Tuban, memoterkini – Nama dua oknum lembaga yang sudah sangat dikenal di mata publik wilayah ini, yaitu HR dan KR, kini menjadi pusat perhatian utama dalam kasus penghentian kendaraan pengangkut bahan bakar minyak. Aksi kedua oknum ini memicu dugaan kuat adanya transaksi gelap setelah sebuah mobil tangki milik PT Trisaka Adi Rajasa mereka hentikan dan bawa paksa ke lingkungan Kantor Polsek Plumpang.
Informasi yang dihimpun dari kalangan pelaku usaha perminyakan dan warga sekitar mengungkapkan, inisiatif penghentian kendaraan tersebut murni datang dari kedua oknum ini. Tidak berhenti di jalan, mereka langsung memandu kendaraan tangki masuk ke halaman Polsek Plumpang.
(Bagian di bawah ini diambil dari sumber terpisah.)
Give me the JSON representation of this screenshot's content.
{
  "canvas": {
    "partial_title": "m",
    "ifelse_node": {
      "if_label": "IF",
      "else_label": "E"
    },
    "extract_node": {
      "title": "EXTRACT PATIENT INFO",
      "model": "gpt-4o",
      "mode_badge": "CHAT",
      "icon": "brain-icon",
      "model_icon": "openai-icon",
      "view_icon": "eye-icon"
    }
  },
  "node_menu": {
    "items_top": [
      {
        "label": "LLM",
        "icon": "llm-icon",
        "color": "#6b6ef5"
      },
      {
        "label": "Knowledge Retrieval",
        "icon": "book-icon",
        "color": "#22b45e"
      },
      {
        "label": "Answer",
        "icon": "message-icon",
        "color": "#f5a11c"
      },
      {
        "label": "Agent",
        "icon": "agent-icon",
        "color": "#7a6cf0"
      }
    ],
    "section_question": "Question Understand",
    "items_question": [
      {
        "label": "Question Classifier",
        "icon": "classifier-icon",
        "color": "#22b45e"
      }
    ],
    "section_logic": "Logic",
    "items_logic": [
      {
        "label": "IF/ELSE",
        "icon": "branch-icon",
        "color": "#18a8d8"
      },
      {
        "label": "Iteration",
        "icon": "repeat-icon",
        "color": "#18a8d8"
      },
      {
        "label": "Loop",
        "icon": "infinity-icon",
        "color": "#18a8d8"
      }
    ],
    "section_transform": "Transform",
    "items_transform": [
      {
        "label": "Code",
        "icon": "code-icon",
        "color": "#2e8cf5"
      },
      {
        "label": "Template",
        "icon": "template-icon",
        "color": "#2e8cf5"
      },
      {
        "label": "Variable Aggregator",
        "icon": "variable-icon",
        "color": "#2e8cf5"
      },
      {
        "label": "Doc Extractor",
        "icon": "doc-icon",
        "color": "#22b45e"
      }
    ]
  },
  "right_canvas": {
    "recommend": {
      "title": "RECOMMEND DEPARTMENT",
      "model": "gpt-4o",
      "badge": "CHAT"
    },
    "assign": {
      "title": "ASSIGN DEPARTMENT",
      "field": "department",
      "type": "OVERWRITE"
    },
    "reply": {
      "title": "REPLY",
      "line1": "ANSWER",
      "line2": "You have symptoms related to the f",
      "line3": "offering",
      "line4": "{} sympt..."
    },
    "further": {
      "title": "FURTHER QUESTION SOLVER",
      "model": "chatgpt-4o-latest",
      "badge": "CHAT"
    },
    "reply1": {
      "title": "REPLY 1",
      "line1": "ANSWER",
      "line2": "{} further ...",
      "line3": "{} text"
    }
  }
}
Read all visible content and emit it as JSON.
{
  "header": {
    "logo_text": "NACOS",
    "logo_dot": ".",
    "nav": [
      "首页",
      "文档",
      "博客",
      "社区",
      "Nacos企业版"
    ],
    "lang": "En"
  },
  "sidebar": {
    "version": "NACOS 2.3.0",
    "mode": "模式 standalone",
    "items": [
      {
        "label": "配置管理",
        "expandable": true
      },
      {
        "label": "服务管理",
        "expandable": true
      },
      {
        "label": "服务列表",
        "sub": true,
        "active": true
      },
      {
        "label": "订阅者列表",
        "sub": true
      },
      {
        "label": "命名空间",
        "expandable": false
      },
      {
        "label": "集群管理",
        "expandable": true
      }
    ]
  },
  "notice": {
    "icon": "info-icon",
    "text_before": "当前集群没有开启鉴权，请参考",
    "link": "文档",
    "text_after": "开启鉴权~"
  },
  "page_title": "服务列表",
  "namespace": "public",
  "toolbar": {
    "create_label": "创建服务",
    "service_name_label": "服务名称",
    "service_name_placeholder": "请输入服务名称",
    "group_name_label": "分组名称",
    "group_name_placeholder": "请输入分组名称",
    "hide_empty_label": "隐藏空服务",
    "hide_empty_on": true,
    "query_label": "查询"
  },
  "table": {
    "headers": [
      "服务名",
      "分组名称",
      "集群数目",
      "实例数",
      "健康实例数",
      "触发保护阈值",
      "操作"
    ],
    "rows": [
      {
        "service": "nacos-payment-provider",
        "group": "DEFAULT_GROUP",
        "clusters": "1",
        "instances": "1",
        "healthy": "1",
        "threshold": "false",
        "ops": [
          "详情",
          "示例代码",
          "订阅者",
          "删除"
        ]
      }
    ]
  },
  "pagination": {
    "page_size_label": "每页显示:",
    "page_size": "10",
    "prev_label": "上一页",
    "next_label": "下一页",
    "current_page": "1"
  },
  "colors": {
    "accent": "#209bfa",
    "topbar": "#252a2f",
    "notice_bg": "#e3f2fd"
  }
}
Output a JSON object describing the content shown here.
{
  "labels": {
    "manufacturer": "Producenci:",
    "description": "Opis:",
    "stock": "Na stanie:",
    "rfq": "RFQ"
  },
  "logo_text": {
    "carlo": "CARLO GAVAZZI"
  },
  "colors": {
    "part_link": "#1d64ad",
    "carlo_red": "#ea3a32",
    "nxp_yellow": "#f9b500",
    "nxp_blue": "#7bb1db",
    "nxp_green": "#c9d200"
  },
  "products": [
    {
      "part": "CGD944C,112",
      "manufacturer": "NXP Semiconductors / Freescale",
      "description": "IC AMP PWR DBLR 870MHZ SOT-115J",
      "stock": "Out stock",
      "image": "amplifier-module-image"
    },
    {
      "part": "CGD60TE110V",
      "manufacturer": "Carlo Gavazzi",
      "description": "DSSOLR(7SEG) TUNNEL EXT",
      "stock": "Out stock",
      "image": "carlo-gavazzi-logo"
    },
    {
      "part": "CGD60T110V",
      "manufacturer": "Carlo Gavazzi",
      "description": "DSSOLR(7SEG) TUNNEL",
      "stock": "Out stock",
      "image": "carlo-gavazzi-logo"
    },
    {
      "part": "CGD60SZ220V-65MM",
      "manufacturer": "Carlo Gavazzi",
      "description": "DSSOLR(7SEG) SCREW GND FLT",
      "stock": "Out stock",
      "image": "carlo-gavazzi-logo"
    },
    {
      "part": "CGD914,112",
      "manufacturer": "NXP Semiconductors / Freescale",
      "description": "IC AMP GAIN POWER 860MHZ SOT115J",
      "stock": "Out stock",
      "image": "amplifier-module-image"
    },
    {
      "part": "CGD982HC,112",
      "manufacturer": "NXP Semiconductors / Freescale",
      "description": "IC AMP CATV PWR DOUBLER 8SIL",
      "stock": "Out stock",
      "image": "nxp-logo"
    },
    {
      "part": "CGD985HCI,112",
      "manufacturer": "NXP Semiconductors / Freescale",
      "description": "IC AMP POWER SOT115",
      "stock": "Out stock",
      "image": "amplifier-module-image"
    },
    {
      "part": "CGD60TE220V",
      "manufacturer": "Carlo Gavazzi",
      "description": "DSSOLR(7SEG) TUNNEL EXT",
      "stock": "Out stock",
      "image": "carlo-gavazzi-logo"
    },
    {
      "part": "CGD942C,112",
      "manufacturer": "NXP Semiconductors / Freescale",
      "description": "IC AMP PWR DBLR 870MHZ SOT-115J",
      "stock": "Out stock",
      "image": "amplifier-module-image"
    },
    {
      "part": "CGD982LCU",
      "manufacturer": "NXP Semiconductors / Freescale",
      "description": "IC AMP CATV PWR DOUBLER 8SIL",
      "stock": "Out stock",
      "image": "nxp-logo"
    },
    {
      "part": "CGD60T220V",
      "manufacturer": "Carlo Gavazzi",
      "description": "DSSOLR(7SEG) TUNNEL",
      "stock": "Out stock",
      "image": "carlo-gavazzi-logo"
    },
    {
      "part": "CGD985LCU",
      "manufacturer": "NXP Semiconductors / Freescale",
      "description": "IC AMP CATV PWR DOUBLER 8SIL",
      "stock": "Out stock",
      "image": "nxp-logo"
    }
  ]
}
Di sinilah dugaan tawar-menawar terjadi dengan sangat terbuka, hingga akhirnya disebutkan mencapai kesepakatan senilai Rp25 juta sebagai syarat kendaraan itu boleh melanjutkan perjalanan.
Lebih dari sekadar insiden tunggal, kini muncul dugaan lebih luas mengenai pola kerja kedua oknum tersebut. Masyarakat dan pengamat mencurigai HR serta KR sengaja menggunakan dalih kontrol sosial sebagai kedok untuk membuka ruang negosiasi yang sebenarnya bertujuan memperkaya diri sendiri maupun kelompoknya. Modus ini dinilai berbahaya karena seolah-olah bertujuan mengawasi ketertiban, namun di baliknya tersembunyi kepentingan ekonomi pribadi yang merugikan orang lain.
Namun saat dikonfirmasi secara terpisah, HR tampak berusaha melepaskan diri dari tuduhan tersebut. Ia memberikan pernyataan yang berusaha membela diri namun justru makin menimbulkan tanda tanya. “Itu Kariono, Mas, bukan aku. Aku tidak tahu apakah sudah selesai atau belum urusannya. Itu salah info,” bantah HR tegas, seolah-olah tidak pernah terlibat sama sekali.
Sementara itu, hingga berita ini dinaikan, KR maupun sosok yang disebut HR sebagai Kariono belum dapat ditemui atau dimintai keterangan untuk meluruskan siapa yang sebenarnya bertindak dan bagaimana alur kesepakatan itu terjadi.
Keberadaan kedua oknum ini di lokasi juga dikonfirmasi secara tidak langsung oleh Kapolsek Plumpang. Saat dihubungi, Kapolsek membenarkan adanya insiden tersebut di wilayahnya, namun mengambil sikap seolah lepas tangan.
“Iya benar Mas, ada kejadian seperti itu. Namun pihak kami tidak mau tahu urusannya, biarkan saja kedua belah pihak yang mengatur sendiri. Kami hanya menengahi saja. Tapi kalau nantinya tidak ada titik terang, kami sarankan agar masalah ini dibawa ke tingkat Polres,” ujar Kapolsek.
Pernyataan ini justru makin menguatkan dugaan bahwa di bawah pengawasan HR dan KR, negosiasi berjalan bebas seolah tidak ada aturan yang mengikat. Publik kini mempertanyakan kewenangan kedua oknum ini: Apakah mereka memiliki wewenang sah untuk menghentikan kendaraan dan menentukan nominal pembayaran? Apakah pembantahan HR hanya cara untuk menutupi keterlibatan bersama KR?
Menyusul kuatnya dugaan adanya modus terstruktur ini, masyarakat luas kini secara tegas meminta aparat penegak hukum untuk segera turun tangan dan mengurai benang merah kasus ini. Masyarakat ingin tahu apakah muatan BBM yang diangkut tangki tersebut memang ilegal sehingga mudah dijadikan sasaran, atau justru kewenangan HR dan KR yang disalahgunakan secara sistematis untuk memeras keuntungan.